Die von den USA initiierten Gespräche über einen möglichen Friedensvertrag zwischen der Ukraine und Russland dauern an. Viele Ukrainer betrachten dieses Szenario mit Sorge, da solche Abkommen Zugeständnisse, darunter auch territoriale, beinhalten könnten. Gleichzeitig wären bestimmte Bedingungen eines Waffenstillstands akzeptabel, sofern sie reale Sicherheitsgarantien bieten.

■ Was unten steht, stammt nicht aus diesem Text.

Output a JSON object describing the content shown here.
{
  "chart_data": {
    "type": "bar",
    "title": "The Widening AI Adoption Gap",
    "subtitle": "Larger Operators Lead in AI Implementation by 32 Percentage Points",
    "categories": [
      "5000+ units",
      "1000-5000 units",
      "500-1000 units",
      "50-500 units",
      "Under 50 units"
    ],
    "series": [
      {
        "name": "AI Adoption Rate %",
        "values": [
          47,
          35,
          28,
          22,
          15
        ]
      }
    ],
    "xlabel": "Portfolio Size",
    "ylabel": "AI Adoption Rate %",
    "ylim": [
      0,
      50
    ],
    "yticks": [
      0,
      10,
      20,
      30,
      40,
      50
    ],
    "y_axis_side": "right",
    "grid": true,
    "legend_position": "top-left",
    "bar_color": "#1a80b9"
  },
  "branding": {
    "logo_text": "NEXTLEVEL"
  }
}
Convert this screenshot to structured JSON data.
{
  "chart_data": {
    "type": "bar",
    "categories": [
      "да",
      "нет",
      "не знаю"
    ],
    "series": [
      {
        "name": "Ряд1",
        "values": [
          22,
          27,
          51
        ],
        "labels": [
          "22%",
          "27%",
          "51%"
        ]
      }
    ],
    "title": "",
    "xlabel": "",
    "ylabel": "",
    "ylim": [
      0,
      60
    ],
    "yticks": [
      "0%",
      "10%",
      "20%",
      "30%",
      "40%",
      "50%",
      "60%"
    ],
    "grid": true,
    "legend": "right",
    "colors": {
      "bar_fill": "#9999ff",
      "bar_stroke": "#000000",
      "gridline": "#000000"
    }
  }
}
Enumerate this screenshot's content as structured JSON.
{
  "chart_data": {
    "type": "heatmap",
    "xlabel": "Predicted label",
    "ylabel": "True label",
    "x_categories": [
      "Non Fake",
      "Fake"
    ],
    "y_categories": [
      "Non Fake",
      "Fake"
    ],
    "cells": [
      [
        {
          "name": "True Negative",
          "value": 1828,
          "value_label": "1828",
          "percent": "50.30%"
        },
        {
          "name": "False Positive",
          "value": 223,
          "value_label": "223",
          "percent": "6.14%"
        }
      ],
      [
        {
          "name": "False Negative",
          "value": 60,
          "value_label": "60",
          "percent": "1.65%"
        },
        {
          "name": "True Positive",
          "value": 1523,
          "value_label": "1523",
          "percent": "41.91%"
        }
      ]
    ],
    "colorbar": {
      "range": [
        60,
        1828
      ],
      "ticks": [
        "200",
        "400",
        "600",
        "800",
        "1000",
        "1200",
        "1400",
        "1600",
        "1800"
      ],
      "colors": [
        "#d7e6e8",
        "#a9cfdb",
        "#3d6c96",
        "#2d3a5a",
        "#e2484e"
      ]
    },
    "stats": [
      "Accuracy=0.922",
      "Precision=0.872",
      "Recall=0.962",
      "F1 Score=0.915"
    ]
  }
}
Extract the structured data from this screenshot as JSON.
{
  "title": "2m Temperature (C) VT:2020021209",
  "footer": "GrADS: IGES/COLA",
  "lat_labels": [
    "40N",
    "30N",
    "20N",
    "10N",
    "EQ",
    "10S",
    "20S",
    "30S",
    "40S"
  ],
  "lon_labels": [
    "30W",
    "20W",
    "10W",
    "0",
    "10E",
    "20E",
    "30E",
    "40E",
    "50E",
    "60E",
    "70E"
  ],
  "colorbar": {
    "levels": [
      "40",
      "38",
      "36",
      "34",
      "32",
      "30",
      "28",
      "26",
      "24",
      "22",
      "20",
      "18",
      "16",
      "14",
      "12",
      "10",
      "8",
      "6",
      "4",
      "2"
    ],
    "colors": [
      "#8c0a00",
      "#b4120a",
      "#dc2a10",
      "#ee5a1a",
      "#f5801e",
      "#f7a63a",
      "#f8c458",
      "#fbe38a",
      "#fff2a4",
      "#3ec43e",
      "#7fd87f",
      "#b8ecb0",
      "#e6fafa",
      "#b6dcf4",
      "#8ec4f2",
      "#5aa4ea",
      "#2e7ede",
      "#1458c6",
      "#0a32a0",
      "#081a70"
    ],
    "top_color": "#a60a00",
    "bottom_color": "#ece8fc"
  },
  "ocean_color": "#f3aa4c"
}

Major Dmytro Koshubenko von der Nationalgarde der Ukraine und Offizier der Planungsabteilung der Rubisch-Brigade äußerte sich im Fernsehsender Kanal 24. Seiner Ansicht nach müsse jede mögliche Einstellung des Krieges mit funktionierenden Sicherheitsgarantien einhergehen, andernfalls werde Russland die Pause lediglich nutzen, um wieder aufzurüsten und eine neue Offensive vorzubereiten.
„Ich kämpfe seit 2014. Und es fällt mir sehr schwer zu akzeptieren, dass wir ein großes Gebiet unseres Landes aufgeben sollen. Aber ich verstehe, dass wir diese Rolle nicht wirklich ausfüllen können. Wir sind viel schwächer. Und ich habe Minsk besucht, ich habe die Unterzeichnung der Abkommen mit Russland miterlebt. Ich weiß, was sie wert sind. Deshalb brauchen wir echte, funktionierende Sicherheitsgarantien. Und nicht diese Versprechungen“, bemerkte Kozhubenko.
Das Militär betont, dass Verhandlungen möglich seien, wenn es keine wesentlichen Zugeständnisse in den Gebieten gebe, und dass die Rückgabe der besetzten Gebiete über diplomatische Kanäle erfolgen werde.
„Wir können in Verhandlungen eintreten, wenn wir echte Sicherheitsgarantien erhalten und die Zugeständnisse minimal sind. Aber dann müssen unsere Gebiete auf diplomatischem Wege zurückgegeben werden“, fügt Kozhubenko hinzu.
Viele Experten glauben, dass das Treffen zwischen ukrainischen und amerikanischen Vertretern in Saudi-Arabien diese Woche entscheidend für den weiteren Verlauf des Krieges sein könnte. Die „New York Times“ schreibt, dass dieses Treffen die letzte Chance für Wolodymyr Selenskyj sein könnte, die Beziehungen zu Washington zu verbessern.
Die Financial Times berichtet ihrerseits, Kiew werde versuchen, die USA zur Wiederaufnahme der Militärhilfe und des Austauschs von Geheimdienstinformationen zu bewegen. Die Ukraine wolle beweisen, dass Selenskyj zu Kompromissen bereit sei, jedoch nicht zu Bedingungen, die für den Staat katastrophal sein könnten.
Trotz internationalen Drucks ist die Ukraine nicht bereit, Bedingungen zuzustimmen, die die Zukunft des Landes gefährden könnten. Kiew konzentriert sich vor allem auf konkrete Sicherheitsgarantien, nicht nur auf ein Einfrieren des Konflikts. Ob die Parteien einen Kompromiss finden können, wird sich nach den Verhandlungen in Saudi-Arabien zeigen.